Strike hard enough and often enough, the Wikipedia-haters seem to believe, and the website might just fracture into digital smithereens. Just as Twitter’s user base splintered into X and Bluesky and Mastodon and Threads, one can imagine a sad swarm of rival Wikipedias, each proclaiming its own ideological supremacy. (Musk and others in his orbit have similarly accused Reddit of being “hard-captured by the far left.”) Musk can’t just buy Wikipedia like he did Twitter. In December 2022, months after he purchased the social platform, a New York Post reporter suggested that he do just that. “Not for sale,” Jimmy Wales, one of the site’s co-founders, responded.
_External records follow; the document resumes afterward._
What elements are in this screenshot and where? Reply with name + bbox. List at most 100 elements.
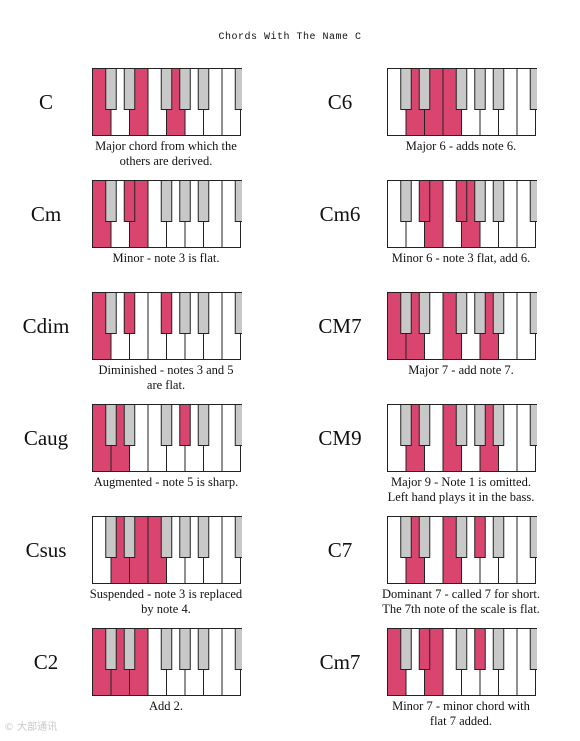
piano-keyboard	[92, 292, 242, 360]
black-key	[492, 180, 505, 222]
black-key	[123, 180, 136, 222]
description-line: by note 4.	[141, 602, 191, 616]
black-key	[418, 628, 431, 670]
chord-name: CM7	[318, 314, 362, 338]
black-key	[123, 628, 136, 670]
description-line: Dominant 7 - called 7 for short.	[382, 587, 540, 601]
black-key	[529, 404, 537, 446]
black-key	[105, 180, 117, 222]
piano-keyboard	[92, 68, 242, 136]
black-key	[179, 292, 191, 334]
black-key	[234, 292, 242, 334]
description-line: Major 7 - add note 7.	[408, 363, 514, 377]
chord-csus: Csus Suspended - note 3 is replaced by not…	[0, 516, 290, 628]
chord-name: Cm6	[319, 202, 361, 226]
black-key	[234, 628, 242, 670]
black-key	[455, 516, 468, 558]
chord-description: Suspended - note 3 is replaced by note 4.	[66, 587, 266, 617]
black-key	[234, 68, 242, 110]
description-line: Minor 6 - note 3 flat, add 6.	[391, 251, 531, 265]
chord-description: Minor 7 - minor chord with flat 7 added.	[361, 699, 561, 729]
chord-description: Add 2.	[66, 699, 266, 714]
chord-cm6: Cm6 Minor 6 - note 3 flat, add 6.	[290, 180, 580, 292]
chord-name: C	[38, 90, 53, 114]
chord-description: Major 7 - add note 7.	[361, 363, 561, 378]
description-line: Suspended - note 3 is replaced	[89, 587, 243, 601]
chord-description: Diminished - notes 3 and 5 are flat.	[66, 363, 266, 393]
black-key	[455, 404, 468, 446]
black-key	[105, 628, 117, 670]
chord-name: C6	[327, 90, 353, 114]
black-key	[418, 516, 431, 558]
chord-description: Major chord from which the others are der…	[66, 139, 266, 169]
black-key	[234, 404, 242, 446]
chord-name: C2	[33, 650, 59, 674]
chord-description: Major 9 - Note 1 is omitted. Left hand pl…	[361, 475, 561, 505]
black-key	[123, 292, 136, 334]
chord-description: Augmented - note 5 is sharp.	[66, 475, 266, 490]
chord-cm7: Cm7 Minor 7 - minor chord with flat 7 adde…	[290, 628, 580, 740]
description-line: Major chord from which the	[95, 139, 237, 153]
black-key	[418, 292, 431, 334]
black-key	[179, 180, 191, 222]
black-key	[492, 292, 505, 334]
black-key	[529, 628, 537, 670]
black-key	[400, 628, 412, 670]
black-key	[455, 180, 468, 222]
black-key	[418, 68, 431, 110]
black-key	[492, 68, 505, 110]
piano-keyboard	[387, 516, 537, 584]
description-line: Add 2.	[148, 699, 184, 713]
black-key	[105, 68, 117, 110]
black-key	[474, 68, 486, 110]
black-key	[179, 516, 191, 558]
chord-cdim: Cdim Diminished - notes 3 and 5 are flat.	[0, 292, 290, 404]
black-key	[529, 68, 537, 110]
description-line: others are derived.	[119, 154, 213, 168]
black-key	[179, 68, 191, 110]
black-key	[160, 404, 173, 446]
chord-name: Csus	[25, 538, 67, 562]
page-title: Chords With The Name C	[218, 32, 362, 43]
chord-c: C Major chord from which the others are de…	[0, 68, 290, 180]
chord-name: Cm	[30, 202, 62, 226]
black-key	[400, 292, 412, 334]
piano-keyboard	[92, 628, 242, 696]
description-line: Major 9 - Note 1 is omitted.	[391, 475, 531, 489]
black-key	[197, 516, 210, 558]
black-key	[160, 516, 173, 558]
black-key	[418, 404, 431, 446]
black-key	[234, 180, 242, 222]
chord-description: Dominant 7 - called 7 for short. The 7th …	[361, 587, 561, 617]
chord-c2: C2 Add 2.	[0, 628, 290, 740]
black-key	[179, 628, 191, 670]
black-key	[400, 516, 412, 558]
chord-cm9: CM9 Major 9 - Note 1 is omitted. Left hand…	[290, 404, 580, 516]
black-key	[492, 404, 505, 446]
black-key	[197, 628, 210, 670]
black-key	[197, 68, 210, 110]
watermark: © 大部通讯	[4, 722, 58, 733]
chord-name: CM9	[318, 426, 362, 450]
black-key	[492, 516, 505, 558]
chord-cm7: CM7 Major 7 - add note 7.	[290, 292, 580, 404]
black-key	[123, 516, 136, 558]
piano-keyboard	[92, 180, 242, 248]
chord-name: Cm7	[319, 650, 361, 674]
chord-cm: Cm Minor - note 3 is flat.	[0, 180, 290, 292]
piano-keyboard	[387, 180, 537, 248]
description-line: Major 6 - adds note 6.	[405, 139, 517, 153]
chord-c7: C7 Dominant 7 - called 7 for short. The 7t…	[290, 516, 580, 628]
black-key	[105, 404, 117, 446]
black-key	[123, 68, 136, 110]
description-line: Minor - note 3 is flat.	[112, 251, 220, 265]
description-line: Diminished - notes 3 and 5	[98, 363, 234, 377]
black-key	[123, 404, 136, 446]
black-key	[197, 292, 210, 334]
black-key	[474, 628, 486, 670]
black-key	[529, 516, 537, 558]
black-key	[400, 404, 412, 446]
black-key	[160, 180, 173, 222]
black-key	[105, 516, 117, 558]
description-line: Left hand plays it in the bass.	[387, 490, 535, 504]
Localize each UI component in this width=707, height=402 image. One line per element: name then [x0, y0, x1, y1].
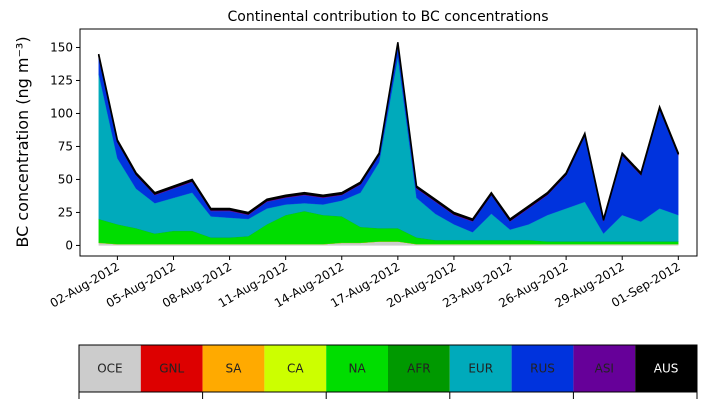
legend-label: NA [349, 362, 367, 376]
legend-swatch [326, 345, 388, 392]
legend-label: SA [225, 362, 242, 376]
legend-label: ASI [595, 362, 614, 376]
legend-label: AFR [407, 362, 430, 376]
legend-swatch [388, 345, 450, 392]
area [97, 42, 680, 222]
y-tick-label: 0 [65, 238, 73, 252]
legend-swatch [202, 345, 265, 392]
legend-swatch [79, 345, 141, 392]
legend-swatch [140, 345, 203, 392]
legend-label: CA [287, 362, 304, 376]
y-axis-label: BC concentration (ng m⁻³) [13, 36, 32, 247]
y-tick-label: 25 [58, 205, 73, 219]
legend-label: AUS [654, 362, 679, 376]
area [98, 56, 679, 242]
legend-label: OCE [97, 362, 122, 376]
legend-swatch [511, 345, 574, 392]
chart-title: Continental contribution to BC concentra… [227, 9, 548, 25]
legend-swatch [449, 345, 512, 392]
legend-label: EUR [468, 362, 493, 376]
legend-ticks [78, 392, 698, 399]
legend-swatch [573, 345, 636, 392]
y-tick-label: 75 [58, 139, 73, 153]
legend-swatch [264, 345, 327, 392]
legend-label: RUS [530, 362, 555, 376]
plot-frame [79, 28, 698, 257]
y-tick-label: 50 [58, 172, 73, 186]
legend-swatch [635, 345, 697, 392]
y-tick-label: 100 [50, 106, 73, 120]
y-tick-label: 125 [50, 73, 73, 87]
y-tick-label: 150 [50, 40, 73, 54]
legend-frame [78, 344, 698, 393]
legend-label: GNL [159, 362, 184, 376]
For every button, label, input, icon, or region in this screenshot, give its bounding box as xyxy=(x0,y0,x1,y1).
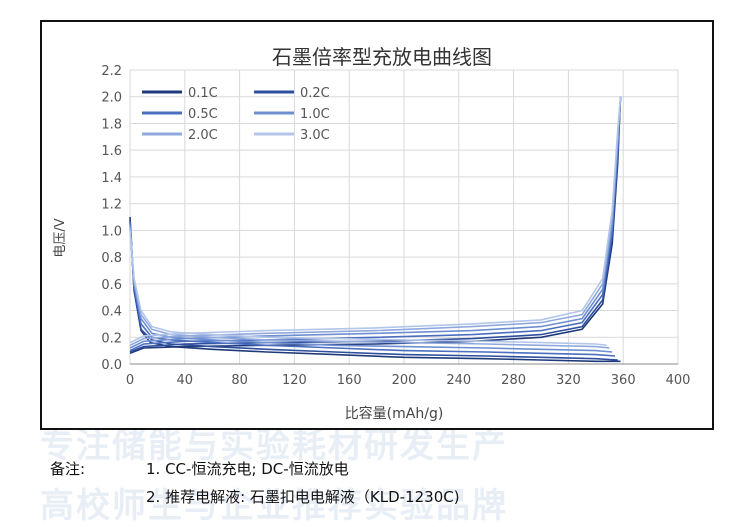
legend-label-1: 0.2C xyxy=(300,86,330,101)
chart-svg: 0.0 0.2 0.4 0.6 0.8 1.0 1.2 1.4 1.6 1.8 2.0 2.2 0 40 8… xyxy=(53,45,690,422)
series-1-discharge-line xyxy=(129,219,618,361)
series-4-discharge-line xyxy=(129,227,610,349)
y-tick-label: 1.4 xyxy=(101,171,122,186)
legend-label-2: 0.5C xyxy=(188,107,218,122)
x-tick-label: 360 xyxy=(611,373,636,388)
series-5-charge-line xyxy=(129,96,622,344)
y-tick-label: 1.8 xyxy=(101,117,122,132)
x-tick-label: 280 xyxy=(501,373,526,388)
x-tick-label: 80 xyxy=(231,373,248,388)
notes-line-1: 1. CC-恒流充电; DC-恒流放电 xyxy=(146,460,349,478)
y-tick-label: 0.8 xyxy=(101,251,122,266)
chart-title: 石墨倍率型充放电曲线图 xyxy=(272,45,492,69)
grid-layer xyxy=(129,69,679,365)
y-tick-label: 1.0 xyxy=(101,224,122,239)
y-tick-label: 0.4 xyxy=(101,305,122,320)
y-tick-label: 2.2 xyxy=(101,64,122,79)
notes-line-2: 2. 推荐电解液: 石墨扣电电解液（KLD-1230C) xyxy=(146,488,460,506)
series-5-discharge-line xyxy=(129,230,607,347)
legend-label-5: 3.0C xyxy=(300,128,330,143)
y-tick-label: 0.2 xyxy=(101,331,122,346)
y-tick-label: 1.6 xyxy=(101,144,122,159)
series-0-discharge-line xyxy=(129,216,621,363)
x-tick-label: 320 xyxy=(556,373,581,388)
legend-layer: 0.1C 0.2C 0.5C 1.0C 2.0C 3.0C xyxy=(142,86,330,143)
x-tick-label: 120 xyxy=(282,373,307,388)
x-tick-label: 200 xyxy=(392,373,417,388)
y-tick-label: 0.0 xyxy=(101,358,122,373)
x-tick-label: 40 xyxy=(177,373,194,388)
y-tick-label: 0.6 xyxy=(101,278,122,293)
x-tick-label: 240 xyxy=(446,373,471,388)
legend-label-4: 2.0C xyxy=(188,128,218,143)
axis-layer: 0.0 0.2 0.4 0.6 0.8 1.0 1.2 1.4 1.6 1.8 2.0 2.2 0 40 8… xyxy=(101,64,690,388)
y-axis-label: 电压/V xyxy=(53,218,68,257)
legend-label-3: 1.0C xyxy=(300,107,330,122)
notes-label: 备注: xyxy=(50,460,86,478)
x-tick-label: 160 xyxy=(337,373,362,388)
series-layer xyxy=(129,96,622,363)
x-axis-label: 比容量(mAh/g) xyxy=(345,405,444,422)
y-tick-label: 2.0 xyxy=(101,91,122,106)
series-2-discharge-line xyxy=(129,222,616,357)
legend-label-0: 0.1C xyxy=(188,86,218,101)
x-tick-label: 400 xyxy=(666,373,691,388)
x-tick-label: 0 xyxy=(126,373,134,388)
series-3-discharge-line xyxy=(129,224,613,353)
y-tick-label: 1.2 xyxy=(101,198,122,213)
chart-frame: 0.0 0.2 0.4 0.6 0.8 1.0 1.2 1.4 1.6 1.8 2.0 2.2 0 40 8… xyxy=(40,20,714,430)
The following year, Musk mockingly offered to give the site $1 billion to change its name to “Dickipedia.”
Even if he can’t buy Wikipedia, by blasting his more than 215 million followers with screeds against the site and calls for its defunding, Musk may be able to slowly undermine its credibility. (The Wikimedia Foundation has an annual budget of $189 million. Meanwhile, Musk spent some $288 million backing Trump and other Republican candidates this election cycle.) Anyone who defends free speech and democracy should wish for Wikipedia to survive and remain independent. Against the backdrop of a degraded web, the improbable success of a volunteer-run website attempting to gather all the world’s knowledge is something to celebrate, not destroy. And it’s especially valuable when so many prominent tech figures are joining Musk in using their deep pockets to make their own political agendas clear. At Donald Trump’s inauguration, the CEOs of the companies who run the world’s six most popular websites sat alongside Trump’s family on the dais. There was no such representative for the next-most-popular site: Wikipedia.